Danser l'infra-intellectuel, le sensuel, et le supra-intellectuel, le spirituel.
En philosophe comme faune dansant" (Pastiche de Nietzsche et Roger Garaudy)

Un nouveau chantier a été ouvert dans le champ des Nouvelles Pratiques Philosophiques (NPP) aux Rencontres du Crap-Cahiers pédagogiques du 17 au 23 août 2016 à Lorient. Pendant une semaine, l'atelier a proposé de vivre des expériences en Danse Contact Improvisation, en groupe et souvent en duo, expériences qui, pour la plupart des participants, étaient une découverte. Chaque séance a été accompagnée de l'expression orale du vécu de la danse dans le rapport à soi, à ses partenaires, à la musique ainsi qu'à la consigne. Une tentative de théorisation de la Danse contact improvisation a été ensuite faite dans le cadre du dispositif de la Discussion à Visée Démocratique et Philosophique.

Voici la présentation de l'atelier :

"Il s'agira d'éprouver comment la pratique de la Danse Contact improvisation - dont Steve Paxton est un artisan depuis les années 1970 -, alliée à la Discussion à Visée Démocratique et Philosophique (DVDP) - peut devenir le lieu d'une possible prise de conscience de l'altérité vécue comme un enrichissement et non comme une menace. Le Contact improvisation qui privilégie "l'écoute de l'autre et de soi" et qui "naît d'un comportement démocratique où des personnes peuvent échanger sans qu'une prenne le pouvoir sur les autres"1, est proche de laDVDP dont l'objectif est d'apprendre à élaborer une pensée au contact exigeant des autres : "Il s'agit d'inventer une nouvelle pratique du débat philosophique collectif dont l'enjeupolitique est de contribuer à l'éducation d'une "citoyenneté réflexive" dans un "espace public de discussion", sur fond d'une "laïcité de confrontation" (Ricoeur), et non d'indifférence à la différence2.
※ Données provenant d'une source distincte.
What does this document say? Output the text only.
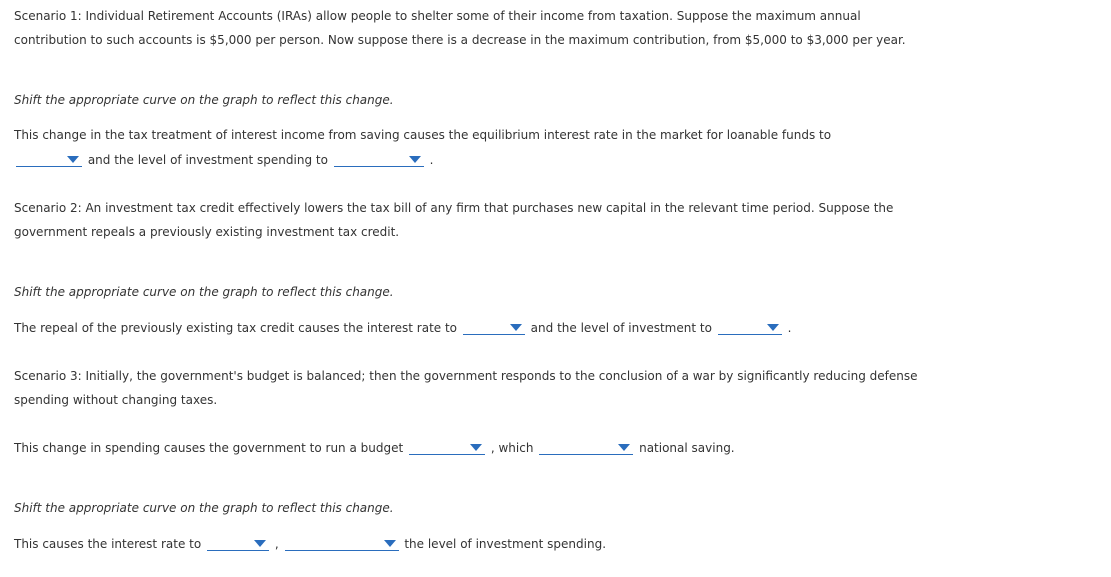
Scenario 1: Individual Retirement Accounts (IRAs) allow people to shelter some of their income from taxation. Suppose the maximum annual
contribution to such accounts is $5,000 per person. Now suppose there is a decrease in the maximum contribution, from $5,000 to $3,000 per year.
Shift the appropriate curve on the graph to reflect this change.
This change in the tax treatment of interest income from saving causes the equilibrium interest rate in the market for loanable funds to
and the level of investment spending to	.
Scenario 2: An investment tax credit effectively lowers the tax bill of any firm that purchases new capital in the relevant time period. Suppose the
government repeals a previously existing investment tax credit.
Shift the appropriate curve on the graph to reflect this change.
The repeal of the previously existing tax credit causes the interest rate to	and the level of investment to	.
Scenario 3: Initially, the government's budget is balanced; then the government responds to the conclusion of a war by significantly reducing defense
spending without changing taxes.
This change in spending causes the government to run a budget	, which	national saving.
Shift the appropriate curve on the graph to reflect this change.
This causes the interest rate to	,	the level of investment spending.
Le Contact improvisation, qui amène à faire l'expérience sensible de l'autre et à percevoir par corps sa singularité et sa similarité ne peut-il pas contribuer à mettre en place une nouvelle éthique relationnelle où "le politique ne serait ni une substance, ni une forme mais d'abord un geste : le geste même de nouer et d'enchaîner, de chacun à chacun, nouant à chaque fois des unicités"3 ? En Contact improvisation, il s'agit en effet d'expérimenter appuis et contacts en jouant à la fois sur les lois physiques de la force de gravité et sur les relations établies entre les danseurs qui se soutiennent mutuellement au sens propre comme figuré et créent ainsi des solidarités à la fois intenses, fragiles et mouvantes, faites de remises en question et de tensions permanentes. Ces valeurs et savoirs véhiculés par les corps dansants contemporains comme " moyen d'accepter les différences sans trop de différends"4 ne sont- ils pas à même de donner vie à l'utopie démocratique et philosophique mise en oeuvre dans l'espace de parole deDVDP ?".
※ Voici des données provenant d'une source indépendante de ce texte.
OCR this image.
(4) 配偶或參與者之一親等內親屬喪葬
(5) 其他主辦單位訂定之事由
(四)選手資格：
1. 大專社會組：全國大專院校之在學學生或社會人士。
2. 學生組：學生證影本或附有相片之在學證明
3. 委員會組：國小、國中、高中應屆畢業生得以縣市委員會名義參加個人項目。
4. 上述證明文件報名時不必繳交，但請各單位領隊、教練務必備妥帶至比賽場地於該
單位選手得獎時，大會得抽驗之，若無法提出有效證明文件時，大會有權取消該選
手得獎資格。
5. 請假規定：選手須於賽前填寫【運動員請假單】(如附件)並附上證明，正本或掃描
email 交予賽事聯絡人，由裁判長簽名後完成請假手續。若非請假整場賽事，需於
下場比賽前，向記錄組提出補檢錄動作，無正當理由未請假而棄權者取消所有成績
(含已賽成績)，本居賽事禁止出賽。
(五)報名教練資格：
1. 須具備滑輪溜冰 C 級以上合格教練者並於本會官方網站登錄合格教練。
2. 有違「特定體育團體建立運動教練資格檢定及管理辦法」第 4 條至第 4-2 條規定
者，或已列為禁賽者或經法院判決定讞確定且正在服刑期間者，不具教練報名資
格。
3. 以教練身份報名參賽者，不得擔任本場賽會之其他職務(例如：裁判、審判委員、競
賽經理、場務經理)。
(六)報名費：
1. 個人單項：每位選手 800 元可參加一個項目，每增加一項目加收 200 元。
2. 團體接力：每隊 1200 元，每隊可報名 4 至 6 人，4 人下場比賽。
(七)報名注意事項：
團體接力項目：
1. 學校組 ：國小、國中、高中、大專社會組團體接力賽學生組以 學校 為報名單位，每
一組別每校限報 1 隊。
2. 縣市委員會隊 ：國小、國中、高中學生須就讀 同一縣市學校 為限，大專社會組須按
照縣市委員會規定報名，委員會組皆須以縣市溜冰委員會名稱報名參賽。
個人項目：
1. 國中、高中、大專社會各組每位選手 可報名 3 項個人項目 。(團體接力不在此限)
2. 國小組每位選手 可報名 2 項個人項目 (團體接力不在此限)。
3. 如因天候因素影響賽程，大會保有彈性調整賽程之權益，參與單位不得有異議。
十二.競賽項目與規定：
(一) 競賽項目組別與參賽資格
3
La salle avait été partagée en deux parties : la première comme espace vide appropriée à la danse, la seconde avec des tables en rond pour les DVDP. Une ligne symbolisait le passage de la danse à la réflexion, avec le rite des chaussures enlevées puis remises, maintenant l'unité de lieu dans des temps distincts, la verbalisation du vécu faisant sas entre la danse muette, la plupart du temps sans musique, et la recherche verbo-conceptuelle.

On trouvera ci-dessous quelques éléments de la théorisation opérée par les participants.

I) La Danse Contact Improvisation et Discussion à Visée Démocratique et Philosophique  : de quoi s'agit-il ?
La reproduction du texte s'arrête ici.